QI Program

Quality Improvement

Dr. Janice Lin oversees the Division’s Quality Improvement (QI) Program.  As part of its mission to achieve excellence in patient care, the Division of Immunology and Rheumatology supports a robust program in Quality Improvement.   Quality Improvement follows a systematic process of identifying a clinical challenge and its key drivers, designing interventions to improve patient care quality and safety, and implementing these new approaches.

All Rheumatology Fellows  are required to complete a quality improvement project as part of their training. The “Realizing Improvement Through Team Empowerment” (RITE) and the “Clinical Effectiveness Leadership Training” (CELT) programs facilitate this training. Fellows join multidisciplinary teams (e.g., immunology-rheumatology fellow, statistician, and faculty member) to focus on a challenge in patient care that they are passionate about solving.

Examples of Quality Improvement Projects:

  • Expediting rheumatoid arthritis clinic visits
  • Increasing seasonal influenza vaccinations in rheumatology patients
  • Managing corticosteroid side effects to improve bone health


Patient visits for rheumatoid arthritis treatment were streamlined by incorporating the RAPID3 (Routine Assessment of Patient Index Data 3), a rheumatoid arthritis multi-dimensional disease questionnaire filled out by the patient. Through this project, the patient completes a questionnaire before their visit, and the responses are populated in the rheumatologist’s notes, allowing more time to discuss the patient’s treatment. Years after this QuaIity Improvement project was completed, the response rate for this questionnaire is over 80%.

Increasing seasonal influenza vaccinations:

Seasonal influenza vaccinations are important for rheumatology patients who are immunocompromised due to their treatments. This project tracked rheumatology clinic patients’ flu vaccinations with the goal of educating patients who had declined vaccinations about the significant benefit that the flu vaccine can provide them.

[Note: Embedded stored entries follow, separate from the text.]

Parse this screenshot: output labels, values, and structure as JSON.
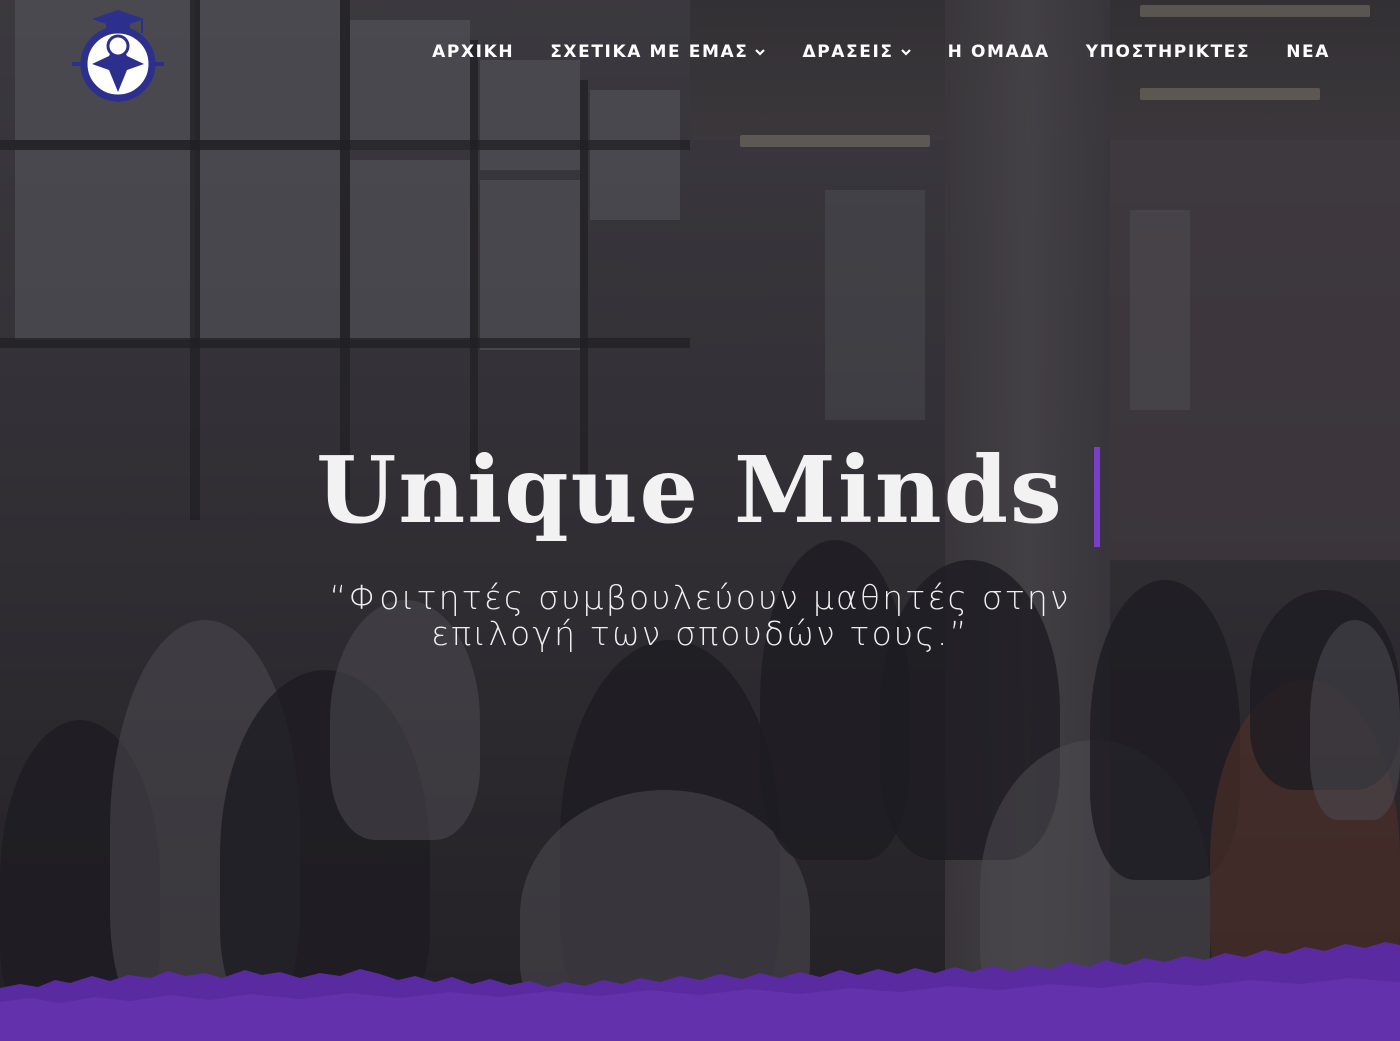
{
  "header": {
    "logo_icon": "graduation-compass-logo",
    "nav": [
      {
        "label": "ΑΡΧΙΚΗ",
        "has_dropdown": false
      },
      {
        "label": "ΣΧΕΤΙΚΑ ΜΕ ΕΜΑΣ",
        "has_dropdown": true
      },
      {
        "label": "ΔΡΑΣΕΙΣ",
        "has_dropdown": true
      },
      {
        "label": "Η ΟΜΑΔΑ",
        "has_dropdown": false
      },
      {
        "label": "ΥΠΟΣΤΗΡΙΚΤΕΣ",
        "has_dropdown": false
      },
      {
        "label": "ΝΕΑ",
        "has_dropdown": false
      }
    ]
  },
  "hero": {
    "title": "Unique Minds",
    "subtitle_line1": "“Φοιτητές συμβουλεύουν μαθητές στην",
    "subtitle_line2": "επιλογή των σπουδών τους.”"
  },
  "colors": {
    "accent": "#5a2aa0",
    "cursor": "#7a3fc9",
    "logo_blue": "#2d2f8f",
    "text": "#ffffff"
  }
}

Another approach to improving flu vaccination rates was to contact rheumatology clinic patients to inform them about Stanford primary care’s mobile influenza vaccination clinics so that patients did not have to travel to Stanford for their flu shots.

Managing corticosteroid side effects:

Corticosteroids used to treat rheumatologic diseases can cause osteoporosis and lower bone density. The QI team focused their efforts on educating and helping our clinicians to order bone density scans in at-risk patients. In addition, a prednisone order set was created to include bone density scans for osteoporosis and referral to endocrinology to streamline care when prednisone is prescribed. This Quality Improvement project increased the percentage of patients who received bone density scans to manage this side effect of their corticosteroid treatments.